We can write the updates of the Markov chain $\left\{\left(x_n, y_n\right)\right\}_n$ as $$ \left(x_{n+1}, y_{n+1}\right) = \left(x_n, y_n\right) + \sqrt{\frac{x^2_n + y_n^2}{2}} Z_{n+1},$$ where $\left\{Z_n\right\}_n$ is an independent and identically distributed (i.i.d) sequence of standard two-dimensional Gaussian random variables. Define by $r_n^2 = x_n^2 + y_n^2$ the squared distance from the origin. The sequence $\left\{r_n^2\right\}_n$ satisfies the following recurrence $$r_{n+1}^2 = \left(1+ \sqrt{2}\left\langle \frac{\left(x_n, y_n\right)}{\sqrt{x^2_n + y_n^2}}, Z_{n+1}\right\rangle + \frac{1}{2}\left|Z_{n+1}\right|^2\right)r_n^2. $$ This sequence is equal in law to the sequence $\left\{\tilde{r}_n\right\}$ given by $\tilde{r}_0 = r_0$ and $$\tilde{r}_n = \left(1+ \sqrt{2}\left\langle \left(1,0\right), Z_{n+1}\right\rangle + \frac{1}{2}\left|Z_{n+1}\right|^2\right) \tilde{r}_n^2, $$ since a standard Gaussian is invariant by rotation. Furthermore $\left\{\tilde{r}_n\right\}$ is a Markov chain.

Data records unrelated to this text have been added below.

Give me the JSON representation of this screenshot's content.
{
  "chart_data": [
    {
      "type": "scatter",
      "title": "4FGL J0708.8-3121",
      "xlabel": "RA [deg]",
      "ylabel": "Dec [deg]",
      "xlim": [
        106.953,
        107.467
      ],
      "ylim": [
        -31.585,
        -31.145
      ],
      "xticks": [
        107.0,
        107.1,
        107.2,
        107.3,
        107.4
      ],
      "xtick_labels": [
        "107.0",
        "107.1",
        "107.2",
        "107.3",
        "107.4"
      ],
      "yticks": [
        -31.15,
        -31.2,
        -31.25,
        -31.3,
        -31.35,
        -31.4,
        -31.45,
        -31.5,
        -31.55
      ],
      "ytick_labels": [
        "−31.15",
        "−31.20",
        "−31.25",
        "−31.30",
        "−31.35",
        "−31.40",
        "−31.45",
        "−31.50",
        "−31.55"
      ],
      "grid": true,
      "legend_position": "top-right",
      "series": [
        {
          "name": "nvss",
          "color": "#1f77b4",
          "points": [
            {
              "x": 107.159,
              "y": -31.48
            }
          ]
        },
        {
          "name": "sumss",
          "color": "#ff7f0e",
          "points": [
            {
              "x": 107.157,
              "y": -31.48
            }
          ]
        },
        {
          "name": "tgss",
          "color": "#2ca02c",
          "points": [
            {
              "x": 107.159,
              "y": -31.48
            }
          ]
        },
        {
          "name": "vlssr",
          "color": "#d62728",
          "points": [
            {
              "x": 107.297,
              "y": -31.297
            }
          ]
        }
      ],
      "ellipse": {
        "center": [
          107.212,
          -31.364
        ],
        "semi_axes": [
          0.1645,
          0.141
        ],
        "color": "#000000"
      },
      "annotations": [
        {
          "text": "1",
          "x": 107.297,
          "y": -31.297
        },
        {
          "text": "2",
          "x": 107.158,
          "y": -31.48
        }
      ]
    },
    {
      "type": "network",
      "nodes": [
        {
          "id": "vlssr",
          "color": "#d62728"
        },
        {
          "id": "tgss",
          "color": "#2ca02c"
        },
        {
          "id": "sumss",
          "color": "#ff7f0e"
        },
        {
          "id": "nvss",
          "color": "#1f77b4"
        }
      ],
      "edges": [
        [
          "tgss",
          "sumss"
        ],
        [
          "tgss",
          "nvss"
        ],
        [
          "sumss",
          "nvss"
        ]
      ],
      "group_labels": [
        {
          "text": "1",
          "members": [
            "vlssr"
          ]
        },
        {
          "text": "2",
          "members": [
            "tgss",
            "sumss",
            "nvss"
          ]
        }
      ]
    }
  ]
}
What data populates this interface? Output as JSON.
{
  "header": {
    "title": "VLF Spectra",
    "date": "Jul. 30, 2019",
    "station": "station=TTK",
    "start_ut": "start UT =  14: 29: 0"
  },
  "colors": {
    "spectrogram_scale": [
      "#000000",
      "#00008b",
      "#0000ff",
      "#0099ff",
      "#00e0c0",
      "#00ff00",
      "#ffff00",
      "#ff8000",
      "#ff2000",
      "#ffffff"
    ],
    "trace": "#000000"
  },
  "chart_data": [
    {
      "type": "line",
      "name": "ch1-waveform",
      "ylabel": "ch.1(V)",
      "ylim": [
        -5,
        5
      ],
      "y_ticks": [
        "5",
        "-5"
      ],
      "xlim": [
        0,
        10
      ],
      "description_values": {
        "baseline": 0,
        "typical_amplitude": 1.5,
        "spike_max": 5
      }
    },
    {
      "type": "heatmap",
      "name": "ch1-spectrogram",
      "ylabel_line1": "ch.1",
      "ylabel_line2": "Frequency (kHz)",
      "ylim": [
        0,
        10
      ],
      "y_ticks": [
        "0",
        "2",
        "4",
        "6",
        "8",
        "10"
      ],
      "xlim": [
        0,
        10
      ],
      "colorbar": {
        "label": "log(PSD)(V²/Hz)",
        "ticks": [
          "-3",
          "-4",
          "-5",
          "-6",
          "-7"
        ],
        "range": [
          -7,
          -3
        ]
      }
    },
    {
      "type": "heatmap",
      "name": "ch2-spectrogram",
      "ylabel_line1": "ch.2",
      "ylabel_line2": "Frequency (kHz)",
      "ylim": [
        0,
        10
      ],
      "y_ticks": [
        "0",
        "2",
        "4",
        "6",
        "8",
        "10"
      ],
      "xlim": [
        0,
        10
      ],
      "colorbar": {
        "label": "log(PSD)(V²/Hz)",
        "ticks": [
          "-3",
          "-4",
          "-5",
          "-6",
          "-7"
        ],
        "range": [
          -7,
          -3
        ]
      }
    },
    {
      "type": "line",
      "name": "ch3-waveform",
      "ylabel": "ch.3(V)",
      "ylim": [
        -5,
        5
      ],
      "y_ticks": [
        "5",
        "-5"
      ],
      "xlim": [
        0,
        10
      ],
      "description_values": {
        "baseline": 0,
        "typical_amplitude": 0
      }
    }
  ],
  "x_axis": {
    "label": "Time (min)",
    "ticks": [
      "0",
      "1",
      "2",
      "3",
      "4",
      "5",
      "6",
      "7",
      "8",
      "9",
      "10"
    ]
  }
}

We can then consider the logarithm of this chain, $q_n = \log\left(\tilde{r}_n^2\right)$, which satisfies $$q_{n+1} = q_n + \log\left(1 + \sqrt{2}\left\langle \left(1, 0\right), Z_{n+1}\right\rangle + \frac{1}{2}\left|Z_{n+1}\right|^2\right).$$ $q_n - q_0$ is the sum of i.i.d random variables $$ q_n - q_0 = \sum_{k = 1}^n \log\left(1 + \sqrt{2}\left\langle \left(1, 0\right), Z_{k}\right\rangle + \frac{1}{2}\left|Z_{k}\right|^2\right).$$ We can check that $ \log\left(1 + \sqrt{2}\left\langle \left(1, 0\right), Z_{1}\right\rangle + \frac{1}{2}\left|Z_{1}\right|^2\right)$ is square-integrable and numerically estimate its mean, $\mu$, and variance, $\sigma^2$, $$ \mu = \mathbb{E}\left[\log\left(1 + \sqrt{2}\left\langle \left(1, 0\right), Z_{k}\right\rangle + \frac{1}{2}\left|Z_{k}\right|^2\right)\right] \approx 0.219, $$ $$ \sigma^2 = \mathrm{Var}\left(\log\left(1 + \sqrt{2}\left\langle \left(1, 0\right), Z_{k}\right\rangle + \frac{1}{2}\left|Z_{k}\right|^2\right)\right) \approx 1.376.$$ So by the strong law of large numbers, $$\frac{q_n - q_0}{n} = \frac{1}{n}\sum_{k = 1}^n \log\left(1 + \sqrt{2}\left\langle \left(1, 0\right), Z_{k}\right\rangle + \frac{1}{2}\left|Z_{k}\right|^2\right) \to \mu >0 \quad \text{almost surely,}$$ which in turn implies that $q_n \to \infty$ almost surely. Consequently, $r_n$ also converges to $\infty$ almost surely and the chain $\left\{\left(x_n, y_n\right)\right\}_n$ diverges.